I am looking for a function $f(t)$ whose Laplace transform is given by $F(s)$: \begin{equation} F(s)=\frac{(1+\rho s)^\alpha}{(1+\rho s)^\alpha-1} \end{equation}
Now, I know from this table the following inverse transform: $$ \frac{s^\alpha}{s^\alpha-1}\to \frac{1}{t}\varepsilon_{1,0}(-t^\alpha) $$
Where $\epsilon$ is the generalised Mittag-Leffler function and $\alpha,\rho>0$.
Therefore I could compute the inverse transform of my original expression by using the shift and scaling properties of the Laplace transform:
Let $s^\prime=1+\rho s$, then $F\left(\frac{s^\prime-1}{\rho}\right)$ should give $\rho f(\rho t) e^{-\rho t}$. But when I compare numerical results with my answer, it is completely wrong... What am I doing wrong?

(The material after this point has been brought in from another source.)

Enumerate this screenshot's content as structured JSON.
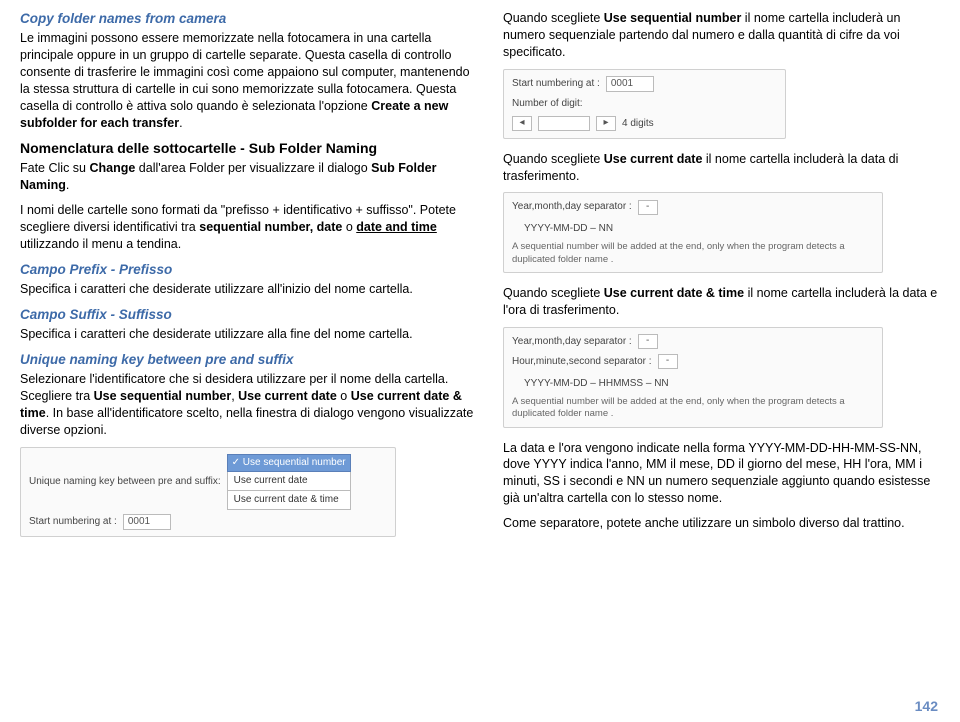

Using: $$\sum _{j=0}^{\infty } (1+s \rho )^{-j \alpha }=\frac{(1+\rho s)^{\alpha }}{(1+\rho s)^{\alpha }-1}$$
so:
$$\mathcal{L}_s^{-1}\left[(1+s \rho )^{-j \alpha }\right](t)=\frac{e^{-\frac{t}{\rho }} \left(\frac{t}{\rho }\right)^{j \alpha }}{t \Gamma (j \alpha )}$$ and then: $$\mathcal{L}_s^{-1}\left[\frac{(1+\rho s)^{\alpha }}{(1+\rho s)^{\alpha }-1}\right](t)=\sum _{j=0}^{\infty } \frac{e^{-\frac{t}{\rho }} \left(\frac{t}{\rho }\right)^{j \alpha }}{t \Gamma (j \alpha )}=\frac{e^{-\frac{t}{\rho }} E_{\alpha ,0}\left(\left(\frac{t}{\rho }\right)^{\alpha }\right)}{t}$$
Mathematica code:
Sum[(E^(-(t/\[Rho])) (t/\[Rho])^(j \[Alpha]))/( t Gamma[j \[Alpha]]), {j, 0, Infinity}] == (E^(-(t/\[Rho]))) /t* MittagLefflerE[\[Alpha], 0, (t/\[Rho])^\[Alpha]]